With the Crusaders' slaughters -- including mass murder in 1099 of all the 70,000 Muslims in Jerusalem -- the deterioration of the land in Palestine acelerated.
... Massacres and the fear of massacre had greatly reduced the number of Jews in Palestine and Christians in Syria.The "vast majority" remaining in Palestine was "native Christians," of "mixed origin ... carelessly known as Christian Arabs."
Because the population was "decimated" by the endemic massacres, disease, famine, and wars, one Muslim ruler "brought in Turks and Negroes." Another "had Berbers, Slavs, Greeks and Dailamites." The Kurdish conqueror, "Saladin, introduced more Turks, and some Kurds."
"The flower of the Saracenes who fought the Crusaders were Turks," chronicled Philip Graves. "The Mamluks brought armies of Georgians, and Circasians. For his personal security each monarch relied on his own purchase." "In the Palestinian towns Greek was the common tongue..."  In 1296, 18,000 'tents" -- families -- of Tartars entered and settled in the land of Palestine. 

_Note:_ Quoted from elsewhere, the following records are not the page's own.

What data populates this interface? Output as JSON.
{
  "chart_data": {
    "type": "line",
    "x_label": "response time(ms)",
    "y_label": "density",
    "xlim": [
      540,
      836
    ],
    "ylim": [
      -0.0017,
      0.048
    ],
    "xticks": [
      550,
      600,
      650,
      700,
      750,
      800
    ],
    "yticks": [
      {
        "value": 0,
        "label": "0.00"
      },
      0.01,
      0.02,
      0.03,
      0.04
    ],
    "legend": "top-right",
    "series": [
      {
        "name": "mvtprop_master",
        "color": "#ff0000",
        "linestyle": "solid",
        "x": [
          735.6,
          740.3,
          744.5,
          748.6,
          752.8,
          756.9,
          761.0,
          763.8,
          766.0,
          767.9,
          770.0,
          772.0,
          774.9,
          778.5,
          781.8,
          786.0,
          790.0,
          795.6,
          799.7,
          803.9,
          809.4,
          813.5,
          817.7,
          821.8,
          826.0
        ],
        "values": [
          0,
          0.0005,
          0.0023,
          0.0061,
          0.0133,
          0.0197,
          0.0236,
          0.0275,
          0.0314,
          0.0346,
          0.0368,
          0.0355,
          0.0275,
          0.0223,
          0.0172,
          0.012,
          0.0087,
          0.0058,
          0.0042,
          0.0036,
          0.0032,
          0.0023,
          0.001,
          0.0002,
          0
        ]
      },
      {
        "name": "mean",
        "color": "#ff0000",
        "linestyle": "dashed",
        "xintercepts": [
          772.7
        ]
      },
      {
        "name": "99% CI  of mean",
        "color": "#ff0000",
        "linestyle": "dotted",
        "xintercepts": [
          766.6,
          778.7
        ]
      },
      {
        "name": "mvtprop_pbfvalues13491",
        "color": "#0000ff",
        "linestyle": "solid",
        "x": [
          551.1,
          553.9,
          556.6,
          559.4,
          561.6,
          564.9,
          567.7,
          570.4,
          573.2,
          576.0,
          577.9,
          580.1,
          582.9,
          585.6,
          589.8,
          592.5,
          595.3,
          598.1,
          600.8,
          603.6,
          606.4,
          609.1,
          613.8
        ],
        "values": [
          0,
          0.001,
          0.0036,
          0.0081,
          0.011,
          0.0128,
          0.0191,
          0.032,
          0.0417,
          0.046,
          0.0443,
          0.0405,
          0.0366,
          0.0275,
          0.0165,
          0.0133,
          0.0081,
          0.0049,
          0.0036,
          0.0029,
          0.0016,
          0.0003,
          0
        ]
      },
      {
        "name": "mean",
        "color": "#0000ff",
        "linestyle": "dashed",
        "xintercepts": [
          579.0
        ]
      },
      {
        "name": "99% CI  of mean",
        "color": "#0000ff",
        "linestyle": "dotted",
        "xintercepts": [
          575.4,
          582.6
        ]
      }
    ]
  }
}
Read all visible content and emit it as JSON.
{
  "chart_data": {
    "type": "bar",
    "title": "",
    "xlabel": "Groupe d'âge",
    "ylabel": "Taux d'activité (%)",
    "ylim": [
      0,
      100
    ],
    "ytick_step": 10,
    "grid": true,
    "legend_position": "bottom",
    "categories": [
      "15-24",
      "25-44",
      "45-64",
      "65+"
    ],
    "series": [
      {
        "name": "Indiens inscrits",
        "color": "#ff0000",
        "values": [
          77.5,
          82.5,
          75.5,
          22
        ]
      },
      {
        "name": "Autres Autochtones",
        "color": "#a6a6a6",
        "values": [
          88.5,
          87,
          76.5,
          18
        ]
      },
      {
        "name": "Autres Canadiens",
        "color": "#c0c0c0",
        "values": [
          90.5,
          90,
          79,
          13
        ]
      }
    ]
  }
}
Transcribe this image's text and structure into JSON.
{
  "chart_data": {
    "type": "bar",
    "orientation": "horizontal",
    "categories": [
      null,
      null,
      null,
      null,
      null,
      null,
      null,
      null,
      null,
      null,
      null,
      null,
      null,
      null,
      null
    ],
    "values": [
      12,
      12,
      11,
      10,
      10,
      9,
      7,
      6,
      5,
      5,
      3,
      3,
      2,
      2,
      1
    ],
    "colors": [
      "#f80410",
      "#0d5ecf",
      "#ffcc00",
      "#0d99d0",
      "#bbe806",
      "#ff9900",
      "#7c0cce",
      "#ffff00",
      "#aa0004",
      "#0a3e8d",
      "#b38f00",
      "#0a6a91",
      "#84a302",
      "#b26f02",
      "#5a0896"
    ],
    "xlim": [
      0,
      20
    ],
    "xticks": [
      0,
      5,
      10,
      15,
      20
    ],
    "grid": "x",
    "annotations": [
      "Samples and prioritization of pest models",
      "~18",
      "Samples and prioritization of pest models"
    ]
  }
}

Thus, not only was Arab rule "extraordinarily short," but the "pure Arab peoples in Palestine for millennia" -- a romanticized notion discredited by serious scholars -- actually consisted of a non-Arabian, multi-ethnic procession of immirants.
In the fourteenth century, the identity was specifically a religious one. According to Bernard Lewis,
The majority belonged to ... the community or nation of Islam. Its members thought of themselves primarily as Muslims. When further classification was necessary, it might be territorial -- Egyptians, Syrian, Iraqi -- or social-townsman, peasant, nomad. It is to this last that the term Arab belongs. So little had it retained of its ethnic meaning that we even find it applied at times to non-Arab nomads of Kurdish or Turkoman extraction.